Changes in Hepatic Venous Pressure Gradient Predict Hepatic Decompensation in Patients Who Achieved Sustained Virologic Response to Interferon-Free Therapy

Abstract

Background and aims: Sustained virologic response (SVR) to interferon (IFN)-free therapies ameliorates portal hypertension (PH); however, it remains unclear whether a decrease in hepatic venous pressure gradient (HVPG) after cure of hepatitis C translates into a clinical benefit. We assessed the impact of pretreatment HVPG, changes in HVPG, and posttreatment HVPG on the development of hepatic decompensation in patients with PH who achieved SVR to IFN-free therapy. Moreover, we evaluated transient elastography (TE) and von Willebrand factor to platelet count ratio (VITRO) as noninvasive methods for monitoring the evolution of PH.

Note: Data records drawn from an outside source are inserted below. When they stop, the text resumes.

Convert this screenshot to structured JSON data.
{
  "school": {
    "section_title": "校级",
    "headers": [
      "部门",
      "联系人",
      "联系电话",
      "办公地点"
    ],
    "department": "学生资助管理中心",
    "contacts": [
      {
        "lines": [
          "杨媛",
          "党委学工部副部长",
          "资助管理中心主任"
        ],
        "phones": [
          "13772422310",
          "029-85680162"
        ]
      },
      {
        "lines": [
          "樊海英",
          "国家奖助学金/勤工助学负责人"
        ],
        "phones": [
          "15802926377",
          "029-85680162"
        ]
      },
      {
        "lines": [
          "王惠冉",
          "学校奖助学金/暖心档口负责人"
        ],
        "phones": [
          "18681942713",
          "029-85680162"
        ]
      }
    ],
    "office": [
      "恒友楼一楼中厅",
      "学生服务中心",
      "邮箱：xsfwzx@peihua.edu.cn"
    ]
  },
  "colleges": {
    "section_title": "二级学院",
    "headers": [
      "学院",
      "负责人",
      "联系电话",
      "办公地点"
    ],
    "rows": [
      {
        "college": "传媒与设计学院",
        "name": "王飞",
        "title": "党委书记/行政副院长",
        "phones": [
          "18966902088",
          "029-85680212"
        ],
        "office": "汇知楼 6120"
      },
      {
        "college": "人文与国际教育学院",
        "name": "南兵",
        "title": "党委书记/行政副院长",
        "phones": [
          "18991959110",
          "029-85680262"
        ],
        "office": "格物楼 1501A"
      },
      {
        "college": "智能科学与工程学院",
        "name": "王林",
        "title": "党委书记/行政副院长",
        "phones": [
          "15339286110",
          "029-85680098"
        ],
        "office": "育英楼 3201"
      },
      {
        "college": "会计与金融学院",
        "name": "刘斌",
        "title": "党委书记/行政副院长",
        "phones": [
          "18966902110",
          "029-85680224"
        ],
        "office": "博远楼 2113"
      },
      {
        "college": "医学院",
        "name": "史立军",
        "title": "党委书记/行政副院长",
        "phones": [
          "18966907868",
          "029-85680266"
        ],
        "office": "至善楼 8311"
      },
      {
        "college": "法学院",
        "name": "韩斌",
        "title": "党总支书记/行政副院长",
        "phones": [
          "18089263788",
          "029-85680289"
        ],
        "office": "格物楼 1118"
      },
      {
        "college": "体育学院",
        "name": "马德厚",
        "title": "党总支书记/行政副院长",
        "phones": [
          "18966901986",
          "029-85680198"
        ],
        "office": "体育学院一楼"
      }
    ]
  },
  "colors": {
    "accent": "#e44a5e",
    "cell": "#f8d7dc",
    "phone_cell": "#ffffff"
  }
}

Approach and results: The study comprised 90 patients with HVPG ≥ 6 mm Hg who underwent paired HVPG, TE, and VITRO assessments before (baseline [BL]) and after (follow-up [FU]) IFN-free therapy. FU HVPG but not BL HVPG predicted hepatic decompensation (per mm Hg, hazard ratio, 1.18; 95% confidence interval, 1.08-1.28; P < 0.001). Patients with BL HVPG ≤ 9 mm Hg or patients who resolved clinically significant PH (CSPH) were protected from hepatic decompensation. In patients with CSPH, an HVPG decrease ≥ 10% was similarly protective (36 months, 2.5% vs. 40.5%; P < 0.001) but was observed in a substantially higher proportion of patients (60% vs. 24%; P < 0.001). Importantly, the performance of noninvasive methods such as TE/VITRO for diagnosing an HVPG reduction ≥ 10% was inadequate for clinical use (area under the receiver operating characteristic curve [AUROC], < 0.8), emphasizing the need for HVPG measurements. However, TE/VITRO were able to rule in or rule out FU CSPH (AUROC, 0.86-0.92) in most patients, especially if assessed in a sequential manner.

Conclusions: Reassessment of HVPG after SVR improved prognostication in patients with pretreatment CSPH. An "immediate" HVPG decrease ≥ 10% was observed in the majority of these patients and was associated with a clinical benefit, as it prevented hepatic decompensation. These results support the use of HVPG as a surrogate endpoint for interventions that lower portal pressure by decreasing intrahepatic resistance.

Figure 1

Cumulative incidence of hepatic decompensation after treatment according to (A) BL and (B) FU HVPG strata.

Figure 2

Cumulative incidence of hepatic decompensation after treatment according to HVPG decrease ≥ 10% from BL to FU. (A) All patients with CSPH at BL, (B) all patients with CSPH at BL, only considering events that occurred after the FU HVPG measurement, and subgroups of patients with (C) compensated CSPH and (D) decompensated CSPH at BL.

Figure 3

Performance of noninvasive markers for diagnosing CSPH at FU. Bold lines indicate parameters statistically significantly associated with the condition. (A) All patients (AUROC: *0.92; **0.816, i.e., 1 minus 0.184, due to indirect association; ***0.807; ****0.877). (B) Subgroup of patients with CSPH at BL (AUROC: *0.86; **0.836, i.e., 1 minus 0.164, due to indirect association; ***0.822; ****0.876).

Figure 4

Evolution of HVPG in 13 patients who underwent an additional (“last”) HVPG measurement after the first FU measurement and correlation with hepatic decompensation after treatment.